Black City Saint
by Richard A. Knaak
Cover Artist: Jacqueline Nasso Cooke
Review by Drew Bittner
Pyr Trade Paperback ISBN/ITEM#: 9781633881365
Date: 01 March 2016 List Price $18.00 Amazon US / Amazon UK
Links: Author's Website / Interview with Richard A. Knaak / Show Official Info /
In Black City Saint, Richard A. Knaak offers up a hero working Prohibition Chicago, when mobsters were larger than life, the lights of the city were brighter and the shadows were much darker. First up is working a haunted house case for Mrs. Hauptmann, a widow who's in greater danger than she realizes. Medea takes on a monstrous and very hungry presence inside the house. It's no easy fight. In the middle, a voice offers its help--which Nick has used before, at some risk--but Nick resists and wins on his own.
That such a creature could have entered the physical world is bad. It means the Gate has been broken. If Nick cannot find and seal the breach, more creatures will pour into the world, quickly overwhelming his ability to fight them. Trying to clear his head, Nick visits a church where the spirit he calls Diocles offers help, but once again Nick refuses, for reasons of his own. His burning fury at Diocles may be age-old but it is undiminished.
Just as Nick thinks he has a handle on what's happening, Fate throws him another curve in the form of an old love seemingly reborn. Claryce Simone, who seeks to hire Nick, is the very image of a woman he twice failed to save. Perhaps offered a third chance, Nick is determined that Claryce will be protected, even if doing so will complicate his life's work--or make it impossible altogether.
A further complication is a frenemy with authority and purpose combined: Alejandro Cortez of the Chicago police. Alex seems to be on the same trail as Medea, a situation that only increases his suspicion as events ramp up and Nick's involvement becomes suspicious. Although Cortez believes Nick is merely a ghost-breaker, flim-flamming gullible clients, he also knows there is more to Nick than meets the eye. Nick Medea is a mystery Cortez plans to solve.
Nick has an ally of sorts, in the form of a spirit that offers him both advice and power. The power is a terrible risk, but as this mystery unfolds, and a mighty enemy is revealed, Nick might have to risk it all for love and humanity both.
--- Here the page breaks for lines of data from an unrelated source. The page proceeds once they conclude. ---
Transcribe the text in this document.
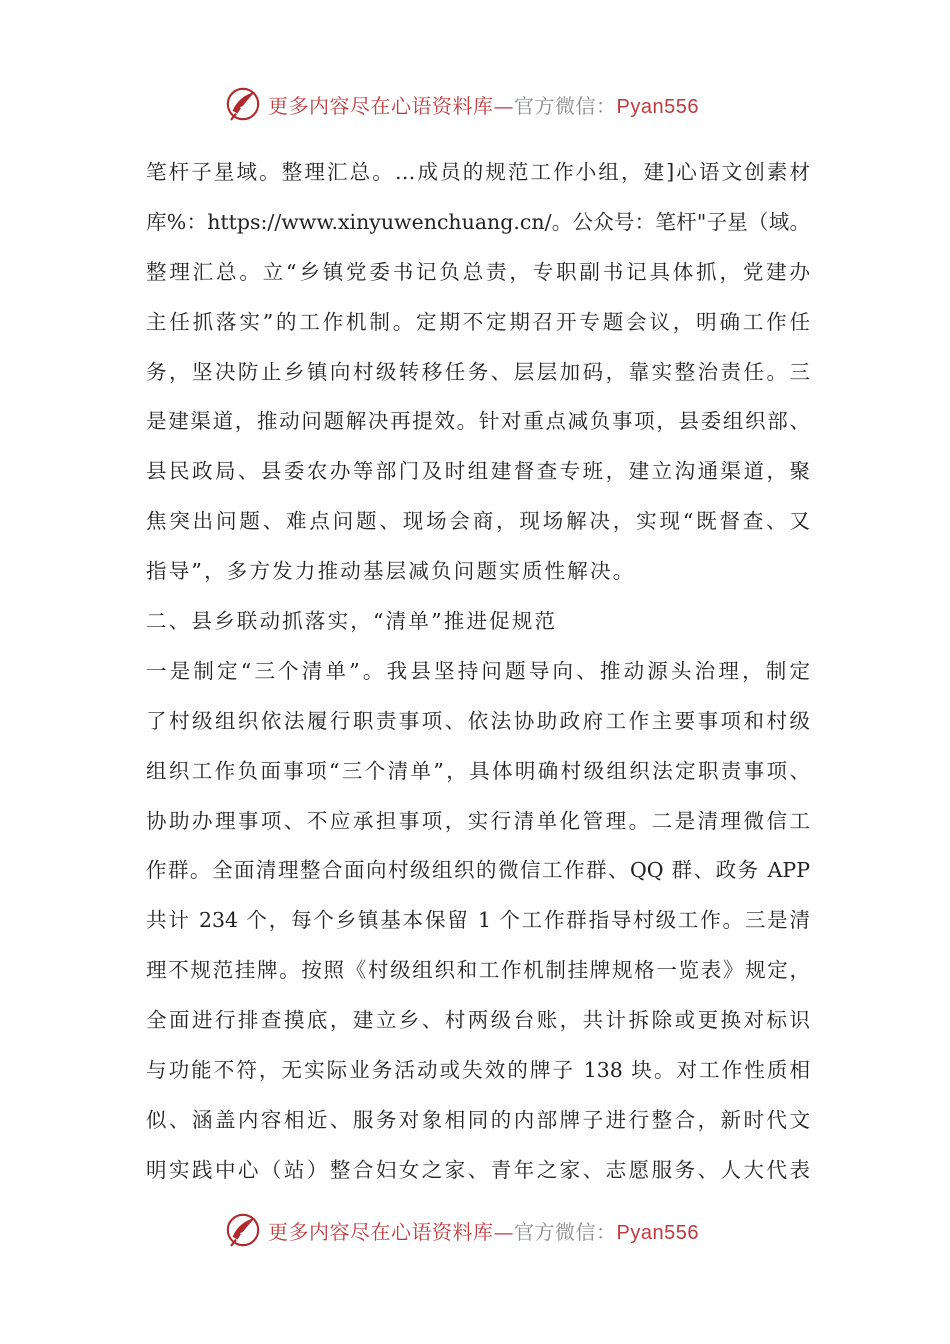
更多内容尽在心语资料库—官方微信：Pyan556
笔杆子星域。整理汇总。…成员的规范工作小组，建]心语文创素材
库%：https://www.xinyuwenchuang.cn/。公众号：笔杆"子星（域。
整理汇总。立“乡镇党委书记负总责，专职副书记具体抓，党建办
主任抓落实”的工作机制。定期不定期召开专题会议，明确工作任
务，坚决防止乡镇向村级转移任务、层层加码，靠实整治责任。三
是建渠道，推动问题解决再提效。针对重点减负事项，县委组织部、
县民政局、县委农办等部门及时组建督查专班，建立沟通渠道，聚
焦突出问题、难点问题、现场会商，现场解决，实现“既督查、又
指导”，多方发力推动基层减负问题实质性解决。
二、县乡联动抓落实，“清单”推进促规范
一是制定“三个清单”。我县坚持问题导向、推动源头治理，制定
了村级组织依法履行职责事项、依法协助政府工作主要事项和村级
组织工作负面事项“三个清单”，具体明确村级组织法定职责事项、
协助办理事项、不应承担事项，实行清单化管理。二是清理微信工
作群。全面清理整合面向村级组织的微信工作群、QQ 群、政务 APP
共计 234 个，每个乡镇基本保留 1 个工作群指导村级工作。三是清
理不规范挂牌。按照《村级组织和工作机制挂牌规格一览表》规定，
全面进行排查摸底，建立乡、村两级台账，共计拆除或更换对标识
与功能不符，无实际业务活动或失效的牌子 138 块。对工作性质相
似、涵盖内容相近、服务对象相同的内部牌子进行整合，新时代文
明实践中心（站）整合妇女之家、青年之家、志愿服务、人大代表
更多内容尽在心语资料库—官方微信：Pyan556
Knaak offers up a thrilling adventure/mystery in this volume, creating the glamorous world of Chicago and populating it with men, women and monsters who all have dark secrets and darker agendas. Nick is a hero with a longer past than he cares to admit, as well as a purpose that overrides his instincts for self-preservation. Although he has power of his own, he has to be very careful in using it, such that he must rely on tricks and his tenuous allies--like Fetch and Diocles--for help at crucial moments. If his control should slip, Nick himself might represent a threat greater than nearly any he's battled in his life.
Fetch is a worthy companion to Nick, a werewolf locked in wolf-shape for lack of magic to transform. He has his own objectives in play, but his loyalty to Nick is well shown. He also has some of the most entertaining dialogue in the book, as he attempts to master human slang of the era.
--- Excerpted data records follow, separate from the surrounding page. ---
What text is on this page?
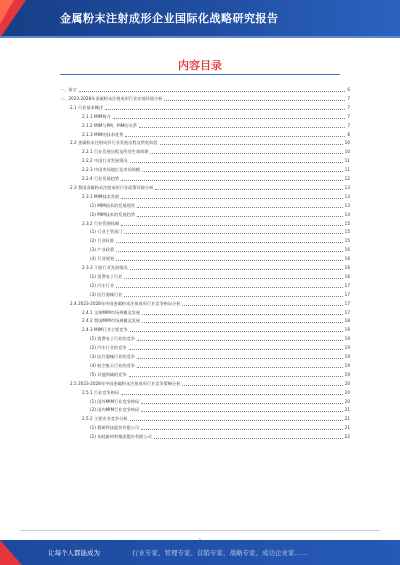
金属粉末注射成形企业国际化战略研究报告
内容目录
一、前言	6
二、2023-2028年金属粉末注射成形行业宏观环境分析	7
2.1 行业基本概述	7
2.1.1 MIM简介	7
2.1.2 MIM与PM、PIM的关系	7
2.1.3 MIM的技术优势	8
2.2 金属粉末注射成形行业发展历程及所处阶段	10
2.2.1 行业发展历程及所处生命周期	10
2.2.2 中国行业发展情况	11
2.2.3 中国市场地位及市场规模	11
2.2.4 行业发展趋势	12
2.3 我国金属粉末注射成形行业政策环境分析	13
2.3.1 MIM技术发展	13
(1) MIM技术的发展现状	13
(2) MIM技术的发展趋势	14
2.3.2 行业管理体制	15
(1) 行业主管部门	15
(2) 行业标准	15
(3) 产业政策	16
(4) 行业规划	16
2.3.3 下游行业发展情况	16
(1) 消费电子行业	16
(2) 汽车行业	17
(3) 医疗器械行业	17
2.4 2023-2028年中国金属粉末注射成形行业竞争格局分析	17
2.4.1 全球MIM市场规模及发展	17
2.4.2 我国MIM市场规模及发展	18
2.4.3 MIM行业主要竞争	19
(1) 消费电子行业的竞争	19
(2) 汽车行业的竞争	19
(3) 医疗器械行业的竞争	19
(4) 航空航天行业的竞争	19
(5) 其他领域的竞争	19
2.5 2023-2028年中国金属粉末注射成形行业竞争策略分析	20
2.5.1 行业竞争格局	20
(1) 国外MIM行业竞争格局	20
(2) 国内MIM行业竞争格局	21
2.5.2 主要企业竞争分析	21
(1) 精研科技股份有限公司	21
(2) 东睦新材料集团股份有限公司	22
让每个人都能成为	行业专家、管理专家、营销专家、战略专家、成功企业家……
Claryce is more than the damsel in distress. She takes charge by involving herself in Nick's investigation of her boss, the shadowy Mr. Delke, and by dint of will becoming Nick's partner instead of his client. She has echoes of Nick's past associations, but Knaak treads a very careful line: will Nick realize she is not the same exact women he once loved? The question becomes rather important in the course of the story.
It would be hard to describe the villain without giving away major plot points, so suffice to say that Nick's unusual history is over-matched by that of his opponent. If Nick has fabled, even legendary aspects to him, the enemy has more--and improbably has cheated death. He has his own reasons for wanting the Gate thrown wide, and some of them are very personally relevant to Nick.
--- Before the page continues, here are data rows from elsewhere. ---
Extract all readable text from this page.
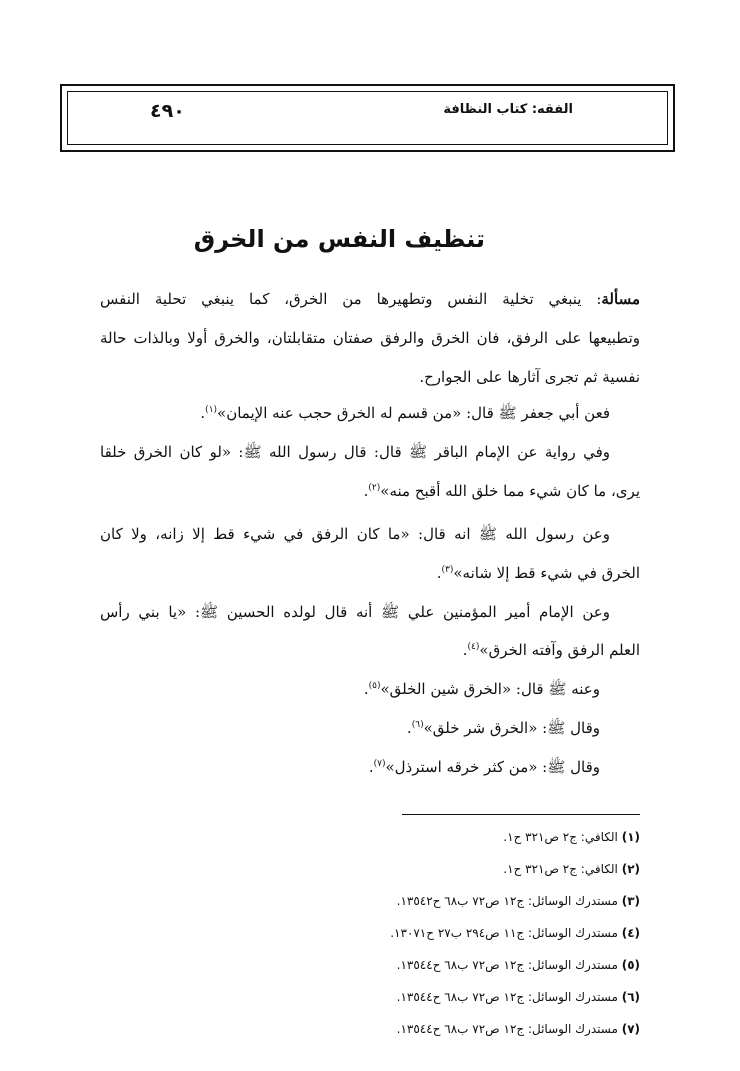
الفقه: كتاب النظافة
٤٩٠
تنظيف النفس من الخرق
مسألة: ينبغي تخلية النفس وتطهيرها من الخرق، كما ينبغي تحلية النفس
وتطبيعها على الرفق، فان الخرق والرفق صفتان متقابلتان، والخرق أولا وبالذات حالة
نفسية ثم تجرى آثارها على الجوارح.
فعن أبي جعفر ﷺ قال: «من قسم له الخرق حجب عنه الإيمان»$^{(١)}$.
وفي رواية عن الإمام الباقر ﷺ قال: قال رسول الله ﷺ: «لو كان الخرق خلقا
يرى، ما كان شيء مما خلق الله أقبح منه»$^{(٢)}$.
وعن رسول الله ﷺ انه قال: «ما كان الرفق في شيء قط إلا زانه، ولا كان
الخرق في شيء قط إلا شانه»$^{(٣)}$.
وعن الإمام أمير المؤمنين علي ﷺ أنه قال لولده الحسين ﷺ: «يا بني رأس
العلم الرفق وآفته الخرق»$^{(٤)}$.
وعنه ﷺ قال: «الخرق شين الخلق»$^{(٥)}$.
وقال ﷺ: «الخرق شر خلق»$^{(٦)}$.
وقال ﷺ: «من كثر خرقه استرذل»$^{(٧)}$.
(١) الكافي: ج٢ ص٣٢١ ح١.
(٢) الكافي: ج٢ ص٣٢١ ح١.
(٣) مستدرك الوسائل: ج١٢ ص٧٢ ب٦٨ ح١٣٥٤٢.
(٤) مستدرك الوسائل: ج١١ ص٢٩٤ ب٢٧ ح١٣٠٧١.
(٥) مستدرك الوسائل: ج١٢ ص٧٢ ب٦٨ ح١٣٥٤٤.
(٦) مستدرك الوسائل: ج١٢ ص٧٢ ب٦٨ ح١٣٥٤٤.
(٧) مستدرك الوسائل: ج١٢ ص٧٢ ب٦٨ ح١٣٥٤٤.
The action is fast-paced, the setting lushly described, and the characters are both familiar and foreign; it's a pleasure getting past their facades and learning who they really are, as that plays a big part in the unfolding narrative.
Knaak has been a novelist since the '80s, with a bibliography that spans media and gaming tie-ins, with a large shelf of his own titles. He's a writer of vast imagination and great skill, such that readers should make themselves familiar with his work. Black City Saint is a welcome new release and quite hopefully the start of a new series of adventures.